Es war Charles de Gaulle, der französische Präsident in dieser Zeit, der es gesagt haben soll, nicht offiziell, sondern zu Leuten in der amerikanischen Regierung, und es war seine Schlussfolgerung aus dem Krieg, den Frankreich in Vietnam verloren hatte, als es nach dem Ende des Zweiten Weltkrieges glaubte, sein einstiges Kolonialreich in Indochina wieder herstellen zu können: Die Vietnamesen, Nord-Vietnam, der Vietkong, das sind gar keine Kommunisten. Das sind eigentlich Nationalisten, die für ihre nationale Unabhängigkeit kämpfen. Den Krieg in Vietnam von Seiten der Amerikaner aus als Abwehrkampf gegen den Kommunismus zu führen, wird deshalb keinen Erfolg haben können. Erstaunlich. Für mich damals jedenfalls.

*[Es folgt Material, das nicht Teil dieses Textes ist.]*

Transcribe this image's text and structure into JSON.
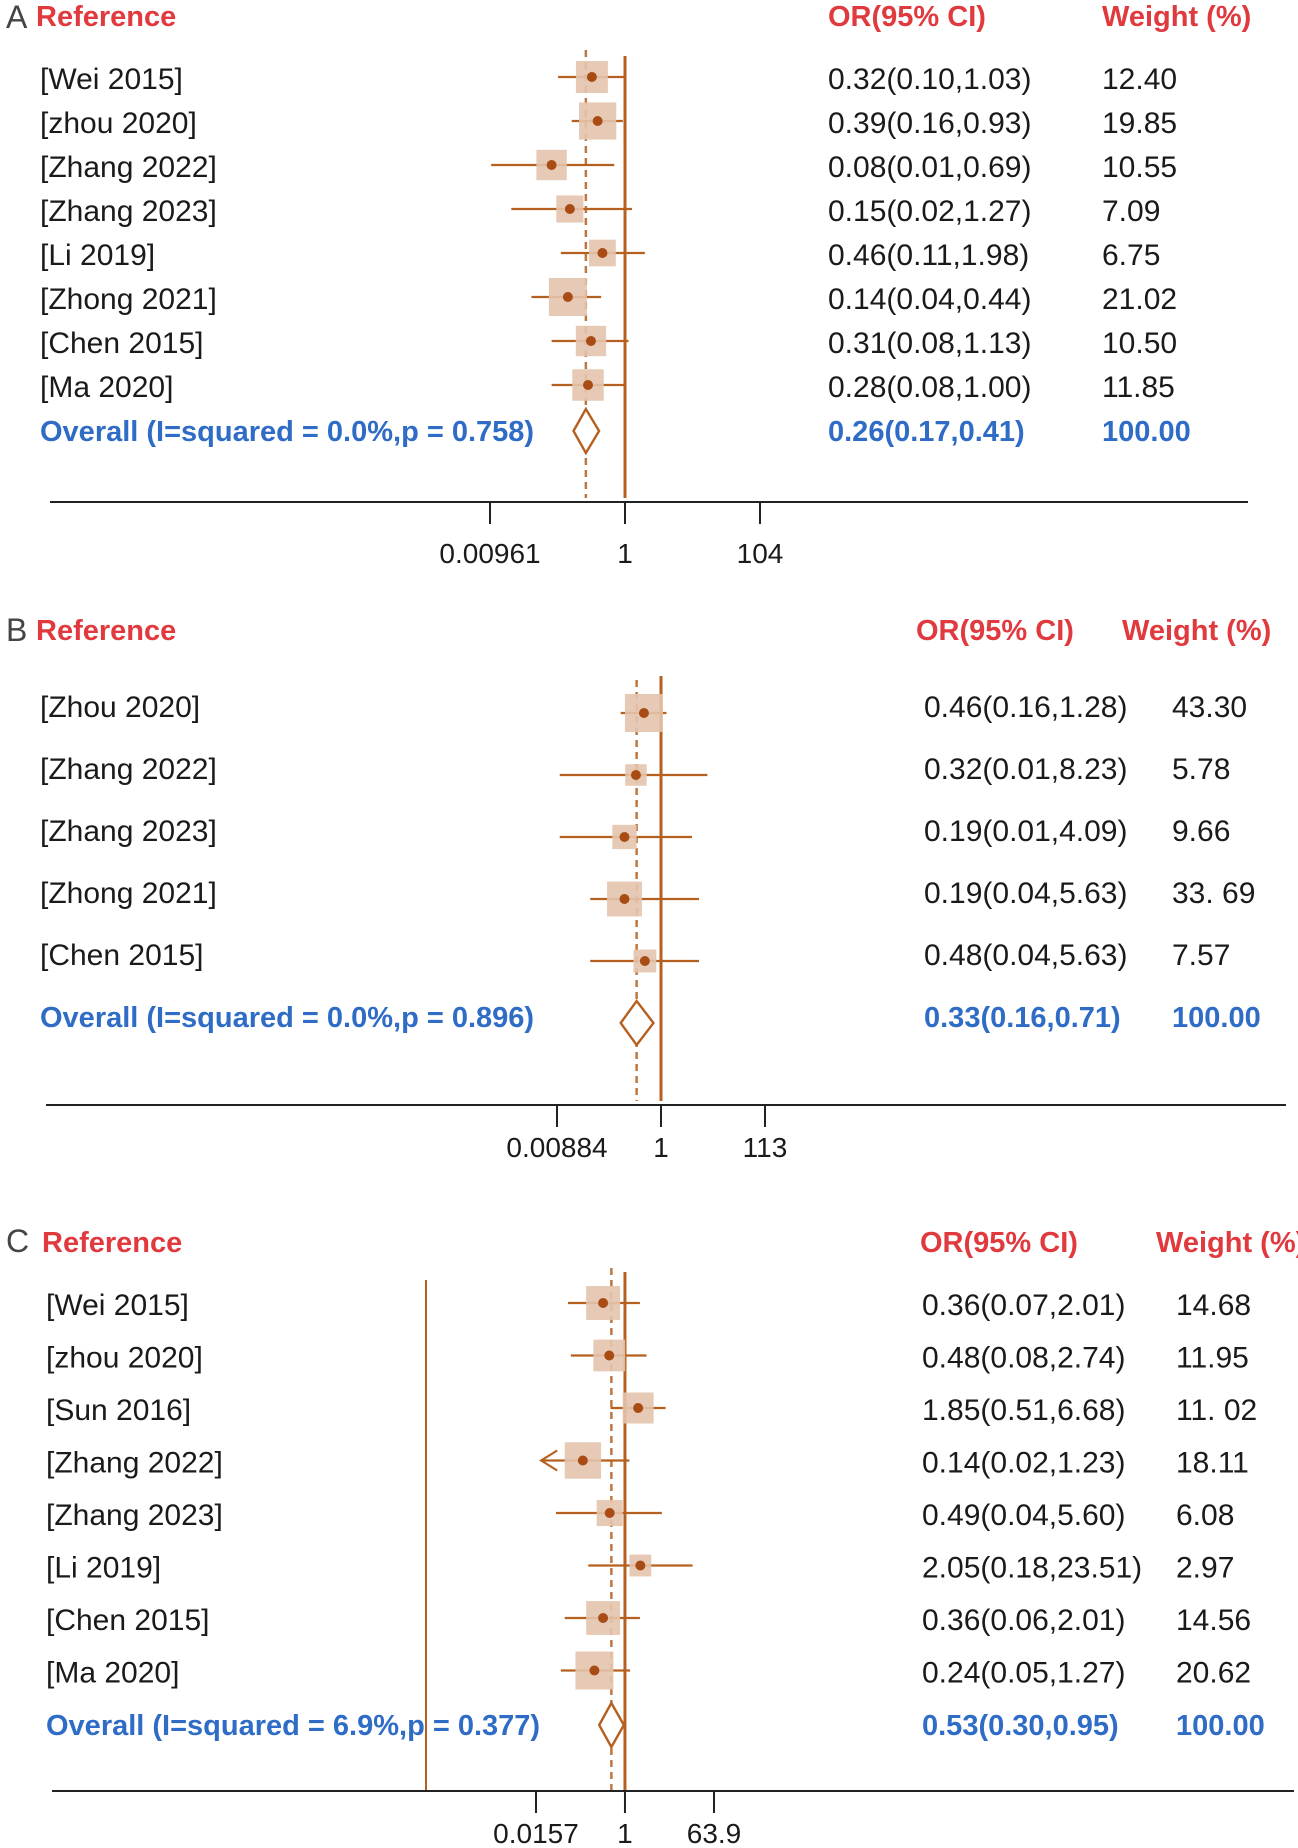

Heute würden wir sagen: Zutreffend, vom Kommunismus ist ja in Vietnam so viel nicht übrig geblieben. Die Kommunistische Partei aber ist immer noch an der Macht. Wie in der benachbarten Volksrepublik China. Und auch dort ist wohl nur noch wenig von Maos Kommunismus zu entdecken. Und so stellt sich dann auch die Frage, ob die chinesischen Kommunisten denn jemals Kommunisten gewesen sind, und nicht eigentlich Nationalisten. Die Volksrepublik China, das wiederauferstandene Reich der Mitte, früher von einem Gott-Kaiser und seiner Bürokratie beherrscht, heute von einem Genossen Generalsekretär und Präsidenten der Volksrepublik, in der das Volk nichts zu sagen hat, und immer noch, wie seit Jahrhunderten, seit vier Jahrtausenden von einer Bürokratie, die ihresgleichen in der ganzen Weltgeschichte sonst nicht findet.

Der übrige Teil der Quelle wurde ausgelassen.